We also found that there seem to be predictive factors for the duration of clinical improvement after discontinuation of infliximab therapy in AS patients. The data suggest that clinical improvement persists longer when a state of partial remission, low disease activity, and low CRP levels are present at the time of discontinuation. Thus, the outcome after discontinuation can be partly predicted.
These conclusions are complementary to those predictive of major response that have been reported recently [15]. Overall, it seems that patients who may be candidates for discontinuation or a possible extension of infusion intervals of infliximab therapy have a better outcome if this decision is made while the patients are in a state of low disease activity. Such patients are more likely to have ongoing benefit from previous therapy for several more months.
The favorable response after retreatment argues against an important role of formation of antibodies to infliximab (ATI) in these patients. This response is probably due to the preselection of the patients by the previous 3 years of persistent high-dose therapy with infliximab, which clearly differs from other approaches [16].
Discontinuation of infliximab may become necessary in various patients: those who are in remission for long periods and simply want to test the remission; those who want to become pregnant and wish to exclude the risk of medication toxicity (although there is no indication that infliximab may be harmful); those with more severe or repetitive infection(s); and those who have to undergo surgery (although there is no reason to think that ongoing infliximab therapy may be harmful, good data are lacking).
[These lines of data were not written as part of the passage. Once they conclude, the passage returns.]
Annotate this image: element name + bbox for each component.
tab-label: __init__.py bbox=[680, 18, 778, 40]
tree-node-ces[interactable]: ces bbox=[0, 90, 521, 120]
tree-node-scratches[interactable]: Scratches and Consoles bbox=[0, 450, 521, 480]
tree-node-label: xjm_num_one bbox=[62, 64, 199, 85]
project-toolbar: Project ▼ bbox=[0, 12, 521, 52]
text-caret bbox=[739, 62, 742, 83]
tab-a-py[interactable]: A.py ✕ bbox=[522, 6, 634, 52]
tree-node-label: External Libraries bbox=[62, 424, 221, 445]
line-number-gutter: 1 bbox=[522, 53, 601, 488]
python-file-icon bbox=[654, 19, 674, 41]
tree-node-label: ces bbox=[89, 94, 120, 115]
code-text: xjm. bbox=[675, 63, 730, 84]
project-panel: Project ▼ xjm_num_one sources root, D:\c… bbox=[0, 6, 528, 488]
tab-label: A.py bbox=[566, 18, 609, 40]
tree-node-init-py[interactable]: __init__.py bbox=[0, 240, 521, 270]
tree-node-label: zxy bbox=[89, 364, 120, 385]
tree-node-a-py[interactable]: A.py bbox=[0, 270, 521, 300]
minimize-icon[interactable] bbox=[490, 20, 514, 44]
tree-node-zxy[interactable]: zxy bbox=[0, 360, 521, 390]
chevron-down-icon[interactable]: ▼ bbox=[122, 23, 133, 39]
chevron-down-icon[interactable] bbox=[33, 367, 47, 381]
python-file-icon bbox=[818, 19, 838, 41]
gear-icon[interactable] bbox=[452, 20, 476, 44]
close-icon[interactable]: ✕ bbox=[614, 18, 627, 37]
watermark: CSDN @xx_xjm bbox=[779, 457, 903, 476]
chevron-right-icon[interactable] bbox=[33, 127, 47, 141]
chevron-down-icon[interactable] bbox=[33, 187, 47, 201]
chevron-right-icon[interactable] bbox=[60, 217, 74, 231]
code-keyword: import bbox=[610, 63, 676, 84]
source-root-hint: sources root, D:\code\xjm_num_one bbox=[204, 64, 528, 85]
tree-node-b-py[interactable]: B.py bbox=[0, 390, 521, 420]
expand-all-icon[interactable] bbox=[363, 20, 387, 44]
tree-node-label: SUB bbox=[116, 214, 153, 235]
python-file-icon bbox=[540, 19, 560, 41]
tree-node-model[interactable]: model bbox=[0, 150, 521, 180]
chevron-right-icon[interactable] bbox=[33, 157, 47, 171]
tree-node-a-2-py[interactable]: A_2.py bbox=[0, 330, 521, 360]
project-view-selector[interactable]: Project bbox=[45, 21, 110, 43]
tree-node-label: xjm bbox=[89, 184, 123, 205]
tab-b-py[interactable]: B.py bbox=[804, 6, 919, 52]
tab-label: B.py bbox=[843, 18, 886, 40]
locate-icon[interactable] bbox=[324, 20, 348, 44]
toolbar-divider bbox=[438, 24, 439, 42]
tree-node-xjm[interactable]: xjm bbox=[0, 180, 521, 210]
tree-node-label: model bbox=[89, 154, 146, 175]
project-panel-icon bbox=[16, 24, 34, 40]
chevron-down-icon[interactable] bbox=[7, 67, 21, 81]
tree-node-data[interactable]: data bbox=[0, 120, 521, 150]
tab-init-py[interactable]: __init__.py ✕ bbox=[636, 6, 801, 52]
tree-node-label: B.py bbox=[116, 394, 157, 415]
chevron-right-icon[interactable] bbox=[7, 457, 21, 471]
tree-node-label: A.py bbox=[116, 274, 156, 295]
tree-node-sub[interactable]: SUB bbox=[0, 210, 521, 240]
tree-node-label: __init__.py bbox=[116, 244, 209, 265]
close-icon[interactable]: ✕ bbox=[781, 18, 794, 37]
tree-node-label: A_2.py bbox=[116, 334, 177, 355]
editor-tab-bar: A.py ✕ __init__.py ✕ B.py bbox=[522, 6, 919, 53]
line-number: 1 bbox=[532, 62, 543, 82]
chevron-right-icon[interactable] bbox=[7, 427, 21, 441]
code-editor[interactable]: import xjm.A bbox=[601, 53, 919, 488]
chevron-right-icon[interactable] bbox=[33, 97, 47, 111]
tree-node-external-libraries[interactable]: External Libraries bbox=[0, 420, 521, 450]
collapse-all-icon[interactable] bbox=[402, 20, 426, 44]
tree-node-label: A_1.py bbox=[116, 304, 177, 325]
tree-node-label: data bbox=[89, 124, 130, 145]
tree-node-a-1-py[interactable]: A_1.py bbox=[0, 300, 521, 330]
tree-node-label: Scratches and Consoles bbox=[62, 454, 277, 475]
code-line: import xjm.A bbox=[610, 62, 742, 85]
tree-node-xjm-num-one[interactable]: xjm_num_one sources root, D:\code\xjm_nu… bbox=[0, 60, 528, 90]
Another finding of our study is that discontinuation of infliximab therapy seems justified, since we found that retreatment with infliximab was safe, resulting in a good clinical response, similar to that before discontinuation. There was no loss of efficacy and no need for an increased dose after the new start of infliximab therapy. Thus, if for any reason discontinuation of anti-TNF therapy is considered necessary, that seems possible with no major problems regarding efficacy and safety. This may have definite implications for daily practice, since discontinuation of therapy at certain intervals, such as after 1 or 2 years of therapy, may become a standard approach. Payers and patients may want to make sure that further anti-TNF therapy is needed. An intermittent cessation of anti-TNF therapy may be considered in the case of patients who respond well to infliximab therapy for longer periods of time. Since it is unknown how long the patients should receive anti-TNF therapy, it is unclear how to deal with this uncertainty in clinical practice. One possible approach would be to check from time to time whether the disease is still active or has become active again after initial improvement due to infliximab therapy. Another possibility would be to slowly extend the intervals between infusions. This approach would obviously have important economic implications.
However, we think that no clear recommendation for such an approach can be given in the light of present knowledge. More work is needed to confirm our findings and further studies are required to better clarify these issues.
The decision to use a BASDAI cutoff score of 4 is based on the ASAS recommendations. The decision to use a cutoff score of 3 to indicate low disease activity is, at the moment, arbitrary but may serve as a basis for further discussion. It will be especially interesting to learn from the patients whether a score of 3 comes closer to indicating an acceptable state.